Apesar de uma origem remota na Grécia, a noção de serviço público só foi tomar corpo na França, entre os séculos XIX e XX. A diferença é que, em Atenas, o serviço público era prestado “pelos detentores de grandes fortunas em forma de imposição honrosa, e não pelo poder organizado em forma de Estado”, escreve Monica Spezia Justen em sua dissertação de mestrado pelo curso de Pós-Graduação em Direito na Universidade Federal do Paraná.
O surgimento da noção de serviço público na França tem significativa importância no cenário social, político e econômico desse país. Antes de aparecer como conceito meramente jurídico, inserido no direito administrativo, ele representou um marco no processo de mutação do Estado, propriamente dito. CHEVALLIER destaca, nesse sentido, que o serviço público tem status de verdadeiro mito na história social da França, que está vinculado aos fundamentos do Estado, além de representar um elemento de coesão social.
Relação com o dinheiro e com a ideologia
Justen afirma, ainda, que “O discurso que acompanhou o tema de serviço público desde seu surgimento sempre se caracterizou por um forte viés político e ideológico”. Mas, tendo estudado o tema também em outros países, diz que esses outros caminhos que conduziram a implementação do serviço público não possuem uma doutrina tão desenvolvida quanto na nação francesa.
Claro que o caminho seguido no Brasil fala do povo brasileiro e da sua história.

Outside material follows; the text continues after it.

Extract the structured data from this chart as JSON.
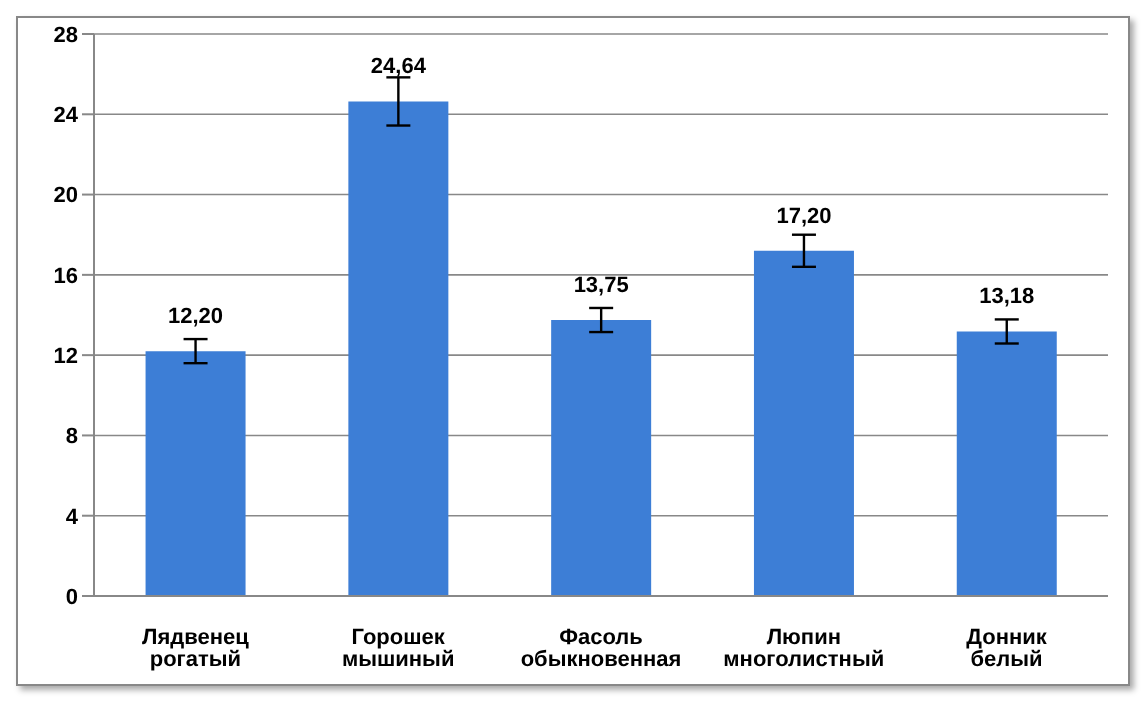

Fala de uma colonização de exploração extrativista. De uma terra e um povo extremamente explorados. E, portanto, de um povo que explora. Assim, tanto no público quanto no privado, pensando também nos benefícios e malefícios da era digital, revela-se a forma como esse povo se relaciona com o dinheiro e o poder. Fica, então, a pergunta no ar: será possível um dia, aqui no Brasil, concretizarmos em todas as esferas a ideologia de um serviço público que promova de fato a coesão social?